Architetti-Artisti nella seconda metà del Novecento a Roma, Paola D’Ercole,frammenti inediti

La Mostra Architetti-Artisti nella seconda metà del Novecento a Roma, Paola D’Ercole, frammenti inediti, presenta con 43 opere e 4 video il lavoro della Architetto-Artista Paola D’Ercole.

Opere inedite di Paola D’Ercole (1943- 2006 )

di Carlo Severati

La Mostra documenta, nel contesto del suo lavoro, gli anni 1996-2006 sconosciuti ai più; testimone chiave Antonio Pernici, uno dei componenti della Studio Labirinto, compagno e saltuariamente collaboratore di Paola. Sempre del tutto disinteressata al mercato, quando comincia a cercarlo, sostenuta dalla Galleria AAM di Francesco Moschini e da una attenta collocazione critica di Achille Bonito Oliva, ne viene sostanzialmente respinta. Lascia scritta lei stessa una amara diagnosi: non è mai stata né un architetto né una artista; è stata una ricercatrice sul segno, sulla forma, sulla Gestalt nelle varie articolazioni del suo incontro con la materia. Mai rassicurata da se stessa, men che meno rassicurante per i Collezionisti.

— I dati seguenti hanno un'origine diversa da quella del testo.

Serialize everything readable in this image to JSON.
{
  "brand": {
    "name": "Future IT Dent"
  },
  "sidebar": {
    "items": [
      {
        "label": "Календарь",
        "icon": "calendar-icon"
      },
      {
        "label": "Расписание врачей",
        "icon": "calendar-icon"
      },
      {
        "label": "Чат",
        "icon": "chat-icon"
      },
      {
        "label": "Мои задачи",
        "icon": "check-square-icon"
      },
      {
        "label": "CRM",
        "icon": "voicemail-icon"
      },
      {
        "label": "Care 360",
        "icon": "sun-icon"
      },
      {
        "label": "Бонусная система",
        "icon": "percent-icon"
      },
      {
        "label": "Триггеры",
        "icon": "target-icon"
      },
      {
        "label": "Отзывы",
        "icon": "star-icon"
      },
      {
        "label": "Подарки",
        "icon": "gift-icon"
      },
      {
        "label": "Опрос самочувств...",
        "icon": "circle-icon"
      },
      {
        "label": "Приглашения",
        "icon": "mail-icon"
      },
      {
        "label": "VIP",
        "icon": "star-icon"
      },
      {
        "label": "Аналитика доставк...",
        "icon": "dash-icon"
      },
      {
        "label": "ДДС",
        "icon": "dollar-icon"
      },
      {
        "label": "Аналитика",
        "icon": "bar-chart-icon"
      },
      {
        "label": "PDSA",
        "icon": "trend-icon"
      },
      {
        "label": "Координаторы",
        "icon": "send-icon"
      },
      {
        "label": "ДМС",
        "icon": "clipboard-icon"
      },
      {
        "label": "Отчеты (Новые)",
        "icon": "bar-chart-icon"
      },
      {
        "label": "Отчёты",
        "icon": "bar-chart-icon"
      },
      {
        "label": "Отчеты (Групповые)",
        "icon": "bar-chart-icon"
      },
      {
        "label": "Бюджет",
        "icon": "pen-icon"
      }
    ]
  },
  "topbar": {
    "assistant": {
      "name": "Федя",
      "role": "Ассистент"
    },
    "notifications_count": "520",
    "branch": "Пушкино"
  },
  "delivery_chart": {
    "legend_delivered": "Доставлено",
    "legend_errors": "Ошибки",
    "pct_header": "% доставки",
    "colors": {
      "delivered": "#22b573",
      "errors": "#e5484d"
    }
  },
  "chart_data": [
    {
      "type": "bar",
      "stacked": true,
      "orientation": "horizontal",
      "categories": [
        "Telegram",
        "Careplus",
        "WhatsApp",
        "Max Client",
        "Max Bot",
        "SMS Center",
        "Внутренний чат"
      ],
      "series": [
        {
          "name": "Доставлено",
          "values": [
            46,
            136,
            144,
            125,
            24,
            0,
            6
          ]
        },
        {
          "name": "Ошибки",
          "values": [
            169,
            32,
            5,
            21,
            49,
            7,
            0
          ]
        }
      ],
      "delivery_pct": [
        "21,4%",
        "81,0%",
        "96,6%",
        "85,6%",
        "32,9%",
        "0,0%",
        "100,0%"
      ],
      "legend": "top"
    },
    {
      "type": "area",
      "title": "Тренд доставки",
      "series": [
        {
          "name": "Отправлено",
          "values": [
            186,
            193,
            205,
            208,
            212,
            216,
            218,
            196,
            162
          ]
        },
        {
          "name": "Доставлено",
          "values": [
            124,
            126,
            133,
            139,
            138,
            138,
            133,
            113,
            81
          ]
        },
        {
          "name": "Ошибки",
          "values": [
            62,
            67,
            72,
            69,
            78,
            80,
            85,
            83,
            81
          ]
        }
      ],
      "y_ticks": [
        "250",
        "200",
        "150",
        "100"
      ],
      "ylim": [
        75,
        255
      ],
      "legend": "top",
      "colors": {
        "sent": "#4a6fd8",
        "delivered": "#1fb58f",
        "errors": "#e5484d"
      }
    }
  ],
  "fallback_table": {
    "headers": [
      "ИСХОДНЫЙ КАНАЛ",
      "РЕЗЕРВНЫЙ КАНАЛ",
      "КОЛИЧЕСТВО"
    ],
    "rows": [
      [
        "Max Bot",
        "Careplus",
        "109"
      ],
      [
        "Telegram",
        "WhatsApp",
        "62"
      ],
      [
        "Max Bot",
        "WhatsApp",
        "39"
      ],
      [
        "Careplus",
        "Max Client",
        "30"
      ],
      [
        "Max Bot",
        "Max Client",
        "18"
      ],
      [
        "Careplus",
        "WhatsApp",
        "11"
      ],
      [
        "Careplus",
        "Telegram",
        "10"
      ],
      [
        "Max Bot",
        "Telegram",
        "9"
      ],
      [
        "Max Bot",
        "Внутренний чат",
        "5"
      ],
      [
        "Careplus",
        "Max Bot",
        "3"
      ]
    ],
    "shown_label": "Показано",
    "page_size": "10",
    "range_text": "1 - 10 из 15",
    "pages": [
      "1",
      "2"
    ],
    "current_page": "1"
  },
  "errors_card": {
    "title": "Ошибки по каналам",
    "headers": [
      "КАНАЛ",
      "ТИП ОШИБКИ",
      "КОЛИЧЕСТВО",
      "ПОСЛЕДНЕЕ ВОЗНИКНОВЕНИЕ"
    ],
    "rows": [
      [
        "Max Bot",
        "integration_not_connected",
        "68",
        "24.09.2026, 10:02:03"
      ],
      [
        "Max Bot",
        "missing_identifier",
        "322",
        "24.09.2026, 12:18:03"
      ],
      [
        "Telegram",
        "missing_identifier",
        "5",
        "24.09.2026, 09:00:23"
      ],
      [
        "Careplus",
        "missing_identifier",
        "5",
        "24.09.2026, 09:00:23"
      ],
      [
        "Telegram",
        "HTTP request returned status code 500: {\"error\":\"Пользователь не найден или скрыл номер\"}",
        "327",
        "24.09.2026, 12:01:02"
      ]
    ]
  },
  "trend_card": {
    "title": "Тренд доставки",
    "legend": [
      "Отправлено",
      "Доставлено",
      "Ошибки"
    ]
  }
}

Non c’è dubbio che la dimensione nella quale si colloca tutto il lavoro di Paola D’Ercole, lungo quaranta anni, (quindici anni sono passati dalla morte, e ben cinquantacinque dal quel suo primo disegno intitolato “labirinto”) abbia come referente chiave il binomio architettura-città. Una riflessione sul suo lavoro, infatti, induce a tentare uno sguardo complessivo sulla trasformazione della Città e del Territorio in Italia negli ultimi cinquanta anni da un particolare punto di vista, che fa capo ad una ipotesi di lavoro relativamente scontata. L’ipotesi parte dalla constatazione che la ricerca sull’architettura, sulla storia e sulla teoria dell’architettura, in ambito romano, di tre generazioni di nuovi Architetti laureati fra il 1958 e il 1970 non abbia prodotto alcun cambiamento leggibile sulla forma della città di Roma, con poche eccezioni, nel bene e nel male, collegate ai Costruttori romani.

Mentre la nostra artista disegnava il Labirinto, lo sviluppo territoriale si avviava decisamente nella direzione del miglior rapporto costi-ricavi in spregio totale alla salvaguardia ambientale e della qualità dell’ambiente costruito e della Architettura. Cambiando totalmente le visioni paternalistiche e, a modo loro, responsabili, del primo capitalismo italiano del dopoguerra.